[The Action Books Editors and Advisory Editors share their favorite books of poetry in translation published in 2021.]
In alphabetical order:
prepoems in postspanish and other poems by Jorgenrique Adoum, translated by Katherine M. Hedeen and Víctor Rodríguez Núñez (Action Books, 2021)
prepoems in postspanish and other poems marks the first full-length collection to appear in English by the groundbreaking Ecuadorian poet Jorgenrique Adoum (1926-2009), hailed by Nobel-prize winner Pablo Neruda as the best Latin American poet of his generation. Adoum’s poetry is at once radically experimental, fiercely lyrical, and passionately committed to social change. This timely volume showcases Adoum at his most formally innovative, gathering together three books published between 1973 and 1993: Curriculum Mortis, prepoems in postspanish, and Love Disinterred. Translators Katherine M. Hedeen and Víctor Rodríguez Núñez’s inventive and expert renderings bring Adoum’s experimentation to the fore. —Action Books
Gardens by Carlos Cociña, translated by Ian U Lockaby (Cardboard House Press, 2021)
“Nature, culture, and the imagination are hopelessly entangled, to use a key word for Carlos Cociña, in gardens. In his elegant, devastating sequence Gardens, this entanglement is considered, enacted, displayed, mined—but never disentangled; Cociña knows it is far too late for that. I loved whiling in these serpentine lines, where the concrete and abstract flow into and out of each other, “toward stadiums of the private,” suspended between the imagined and the all-too real.” —Donna Stonecipher
Words as Grain by Duo Duo, translated by Lucas Klein (Yale University Press, 2021)
“Words as Grain offers Zen koan-like poems that call for rereading and contemplation. As the poet himself says in ‘Reading Great Poems,’ ‘let the dialogue between thought and silence continue.’ We are fortunate to be a party to this sustained and intense dialogue.” —John Bradley, Rain Taxi
Writing with Caca by Luis Felipe Fabre, translated by JD Pluecker (Green Lantern Press, 2021)
“Luis Felipe Fabre, one of the most exciting and virtuosic Mexican poets of his generation, knows a lot of good shit. He knows a lot about Salvador Novo, the scatalogical Mexican poet of the early 20th century who, according to Octavio Paz, wrote ‘not with blood but with caca.’ This terrific book (translated with acrobatic brilliance by John Pluecker), is a work of literary history, literary criticism, poetry, and excretory theory that travels from the Aztecs to Sor Juana to the Mexican Revolution and to contemporary times. Fabre makes a compelling argument for the importance of Novo’s writing with caca, and for the importance of celebrating writers who are driven by the ‘urge to take a crap on all universal literature.'”—Daniel Borzutzky
The Marathon Poet by Åke Hodell, translated y Fia Backström. Edited by Kira Josefsso (Ugly Duckling Presse, 2021)
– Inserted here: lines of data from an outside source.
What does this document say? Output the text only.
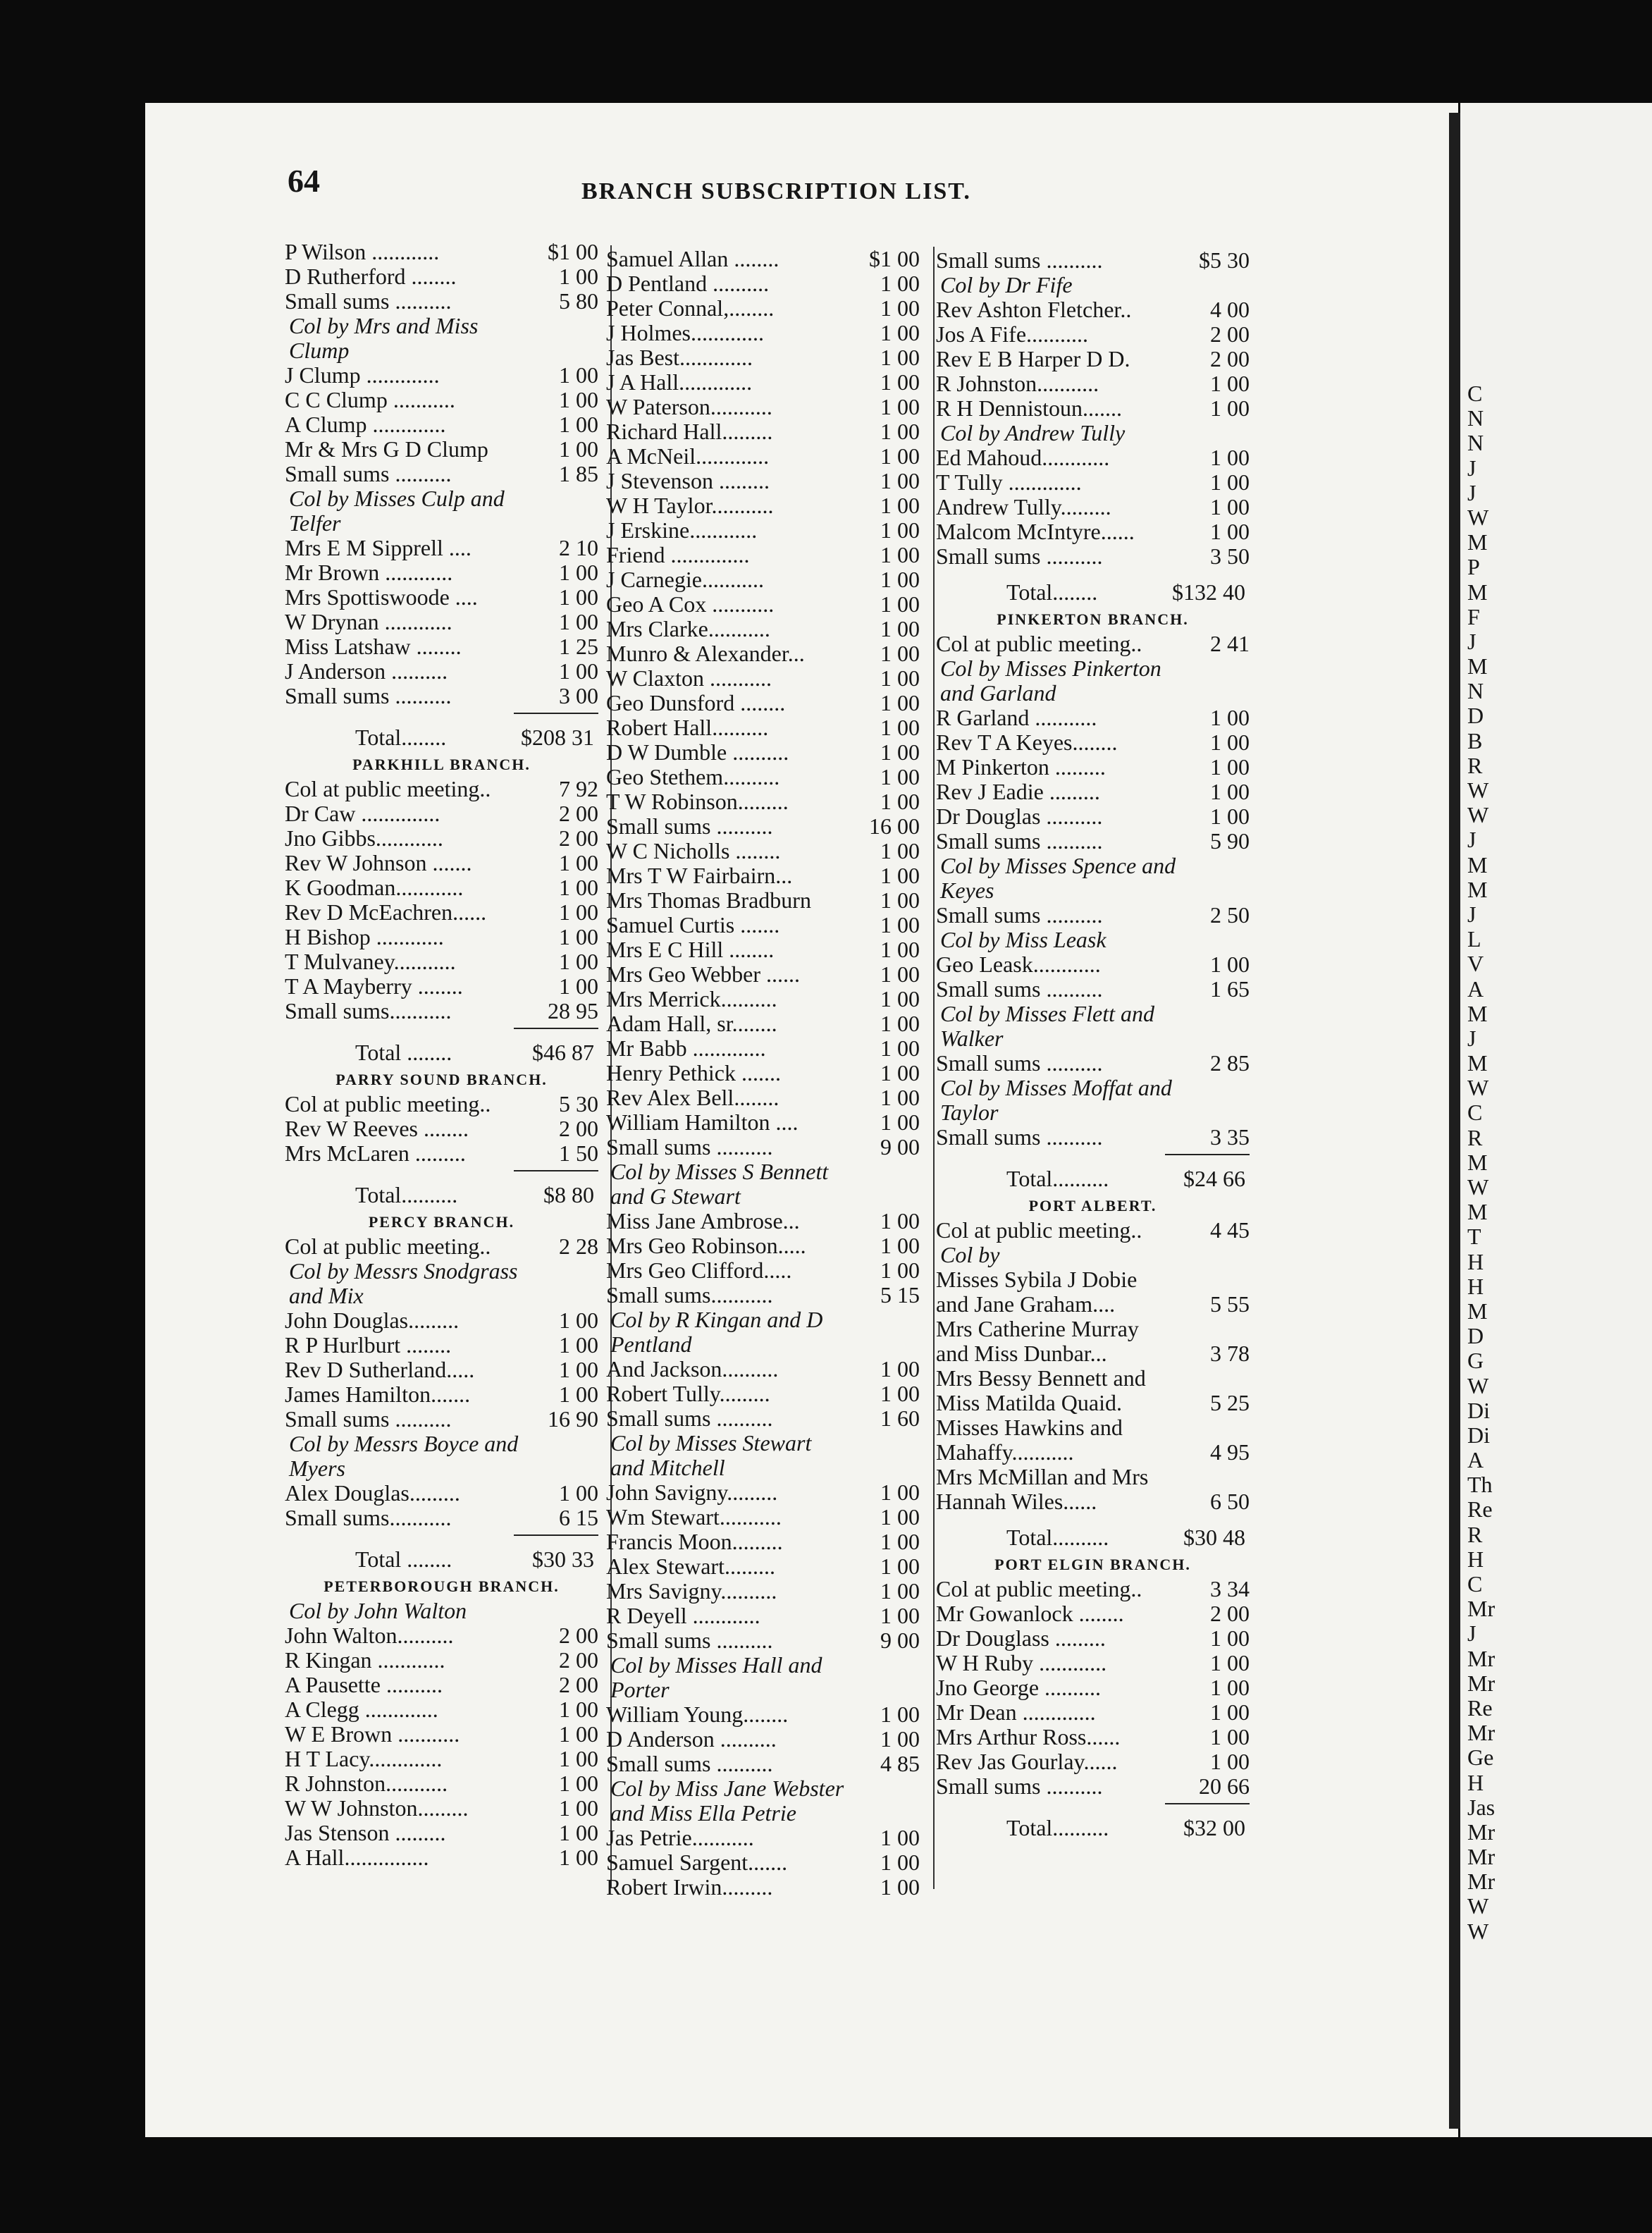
C
N
N
J
J
W
M
P
M
F
J
M
N
D
B
R
W
W
J
M
M
J
L
V
A
M
J
M
W
C
R
M
W
M
T
H
H
M
D
G
W
Di
Di
A
Th
Re
R
H
C
Mr
J
Mr
Mr
Re
Mr
Ge
H
Jas
Mr
Mr
Mr
W
W
64	BRANCH SUBSCRIPTION LIST.
P Wilson ............	$1 00
D Rutherford ........	1 00
Small sums ..........	5 80
Col by Mrs and Miss
Clump
J Clump .............	1 00
C C Clump ...........	1 00
A Clump .............	1 00
Mr & Mrs G D Clump	1 00
Small sums ..........	1 85
Col by Misses Culp and
Telfer
Mrs E M Sipprell ....	2 10
Mr Brown ............	1 00
Mrs Spottiswoode ....	1 00
W Drynan ............	1 00
Miss Latshaw ........	1 25
J Anderson ..........	1 00
Small sums ..........	3 00
Total........	$208 31
PARKHILL BRANCH.
Col at public meeting..	7 92
Dr Caw ..............	2 00
Jno Gibbs............	2 00
Rev W Johnson .......	1 00
K Goodman............	1 00
Rev D McEachren......	1 00
H Bishop ............	1 00
T Mulvaney...........	1 00
T A Mayberry ........	1 00
Small sums...........	28 95
Total ........	$46 87
PARRY SOUND BRANCH.
Col at public meeting..	5 30
Rev W Reeves ........	2 00
Mrs McLaren .........	1 50
Total..........	$8 80
PERCY BRANCH.
Col at public meeting..	2 28
Col by Messrs Snodgrass
and Mix
John Douglas.........	1 00
R P Hurlburt ........	1 00
Rev D Sutherland.....	1 00
James Hamilton.......	1 00
Small sums ..........	16 90
Col by Messrs Boyce and
Myers
Alex Douglas.........	1 00
Small sums...........	6 15
Total ........	$30 33
PETERBOROUGH BRANCH.
Col by John Walton
John Walton..........	2 00
R Kingan ............	2 00
A Pausette ..........	2 00
A Clegg .............	1 00
W E Brown ...........	1 00
H T Lacy.............	1 00
R Johnston...........	1 00
W W Johnston.........	1 00
Jas Stenson .........	1 00
A Hall...............	1 00
Samuel Allan ........	$1 00
D Pentland ..........	1 00
Peter Connal,........	1 00
J Holmes.............	1 00
Jas Best.............	1 00
J A Hall.............	1 00
W Paterson...........	1 00
Richard Hall.........	1 00
A McNeil.............	1 00
J Stevenson .........	1 00
W H Taylor...........	1 00
J Erskine............	1 00
Friend ..............	1 00
J Carnegie...........	1 00
Geo A Cox ...........	1 00
Mrs Clarke...........	1 00
Munro & Alexander...	1 00
W Claxton ...........	1 00
Geo Dunsford ........	1 00
Robert Hall..........	1 00
D W Dumble ..........	1 00
Geo Stethem..........	1 00
T W Robinson.........	1 00
Small sums ..........	16 00
W C Nicholls ........	1 00
Mrs T W Fairbairn...	1 00
Mrs Thomas Bradburn	1 00
Samuel Curtis .......	1 00
Mrs E C Hill ........	1 00
Mrs Geo Webber ......	1 00
Mrs Merrick..........	1 00
Adam Hall, sr........	1 00
Mr Babb .............	1 00
Henry Pethick .......	1 00
Rev Alex Bell........	1 00
William Hamilton ....	1 00
Small sums ..........	9 00
Col by Misses S Bennett
and G Stewart
Miss Jane Ambrose...	1 00
Mrs Geo Robinson.....	1 00
Mrs Geo Clifford.....	1 00
Small sums...........	5 15
Col by R Kingan and D
Pentland
And Jackson..........	1 00
Robert Tully.........	1 00
Small sums ..........	1 60
Col by Misses Stewart
and Mitchell
John Savigny.........	1 00
Wm Stewart...........	1 00
Francis Moon.........	1 00
Alex Stewart.........	1 00
Mrs Savigny..........	1 00
R Deyell ............	1 00
Small sums ..........	9 00
Col by Misses Hall and
Porter
William Young........	1 00
D Anderson ..........	1 00
Small sums ..........	4 85
Col by Miss Jane Webster
and Miss Ella Petrie
Jas Petrie...........	1 00
Samuel Sargent.......	1 00
Robert Irwin.........	1 00
Small sums ..........	$5 30
Col by Dr Fife
Rev Ashton Fletcher..	4 00
Jos A Fife...........	2 00
Rev E B Harper D D.	2 00
R Johnston...........	1 00
R H Dennistoun.......	1 00
Col by Andrew Tully
Ed Mahoud............	1 00
T Tully .............	1 00
Andrew Tully.........	1 00
Malcom McIntyre......	1 00
Small sums ..........	3 50
Total........	$132 40
PINKERTON BRANCH.
Col at public meeting..	2 41
Col by Misses Pinkerton
and Garland
R Garland ...........	1 00
Rev T A Keyes........	1 00
M Pinkerton .........	1 00
Rev J Eadie .........	1 00
Dr Douglas ..........	1 00
Small sums ..........	5 90
Col by Misses Spence and
Keyes
Small sums ..........	2 50
Col by Miss Leask
Geo Leask............	1 00
Small sums ..........	1 65
Col by Misses Flett and
Walker
Small sums ..........	2 85
Col by Misses Moffat and
Taylor
Small sums ..........	3 35
Total..........	$24 66
PORT ALBERT.
Col at public meeting..	4 45
Col by
Misses Sybila J Dobie
and Jane Graham....	5 55
Mrs Catherine Murray
and Miss Dunbar...	3 78
Mrs Bessy Bennett and
Miss Matilda Quaid.	5 25
Misses Hawkins and
Mahaffy...........	4 95
Mrs McMillan and Mrs
Hannah Wiles......	6 50
Total..........	$30 48
PORT ELGIN BRANCH.
Col at public meeting..	3 34
Mr Gowanlock ........	2 00
Dr Douglass .........	1 00
W H Ruby ............	1 00
Jno George ..........	1 00
Mr Dean .............	1 00
Mrs Arthur Ross......	1 00
Rev Jas Gourlay......	1 00
Small sums ..........	20 66
Total..........	$32 00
The Marathon Poet is a rousing, fast-paced book that vacillates from poetry to prose, never concerned with the speedometer’s numbers, racing into sound after sound, sinking deeper and deeper into a desert of language, only to embrace collision itself. —Paul Cunningham, Kenyon Review
Vice-royal-ties by Julia Wong Kcomt, translated by Jennifer Shyue (Ugly Duckling Presse, 2021)
“I feel so refreshed reading Julia Wong Kcomt’s poems/Jennifer Shyue’s translations, like a lifetime of rain has lifted and I’ve been given a new prescription. And yet the feeling is not entirely free of a little foreboding, as the poems—lucid, lactic, slyly sensuous invitations into hypervigilance (attention in the face of a shapeshifting power)—are practically animistic, shading everything, making everything glow. Now I want to read everything Wong Kcomt has written (is writing) and everything Shyue is bringing, so ingeniously, into English.” —Brandon Shimoda
Beautiful and Useless by Kim Min Jeong, translated by Soeun Seo and Jake Levine (Black Ocean, 2021)
“[Kim Min Jeong’s poetry exposes] “a fear about the monstrous and revolting orderliness of South Korea. The coarse jabber of women who have gathered to relieve such fear is settled in it like priming powder. Therefore, the women’s everyday lives that she observes through her poetry is not a deficient or thoughtless reflection of time and space, but is where the mechanism of oppression is demystified by triviality and ridicule and through verisimilitude. It is the backyard in which language can vent.” —Kim Hyesoon
Cold Candies by Lee Young-ju, translated by Jae Kim (Black Ocean, 2021)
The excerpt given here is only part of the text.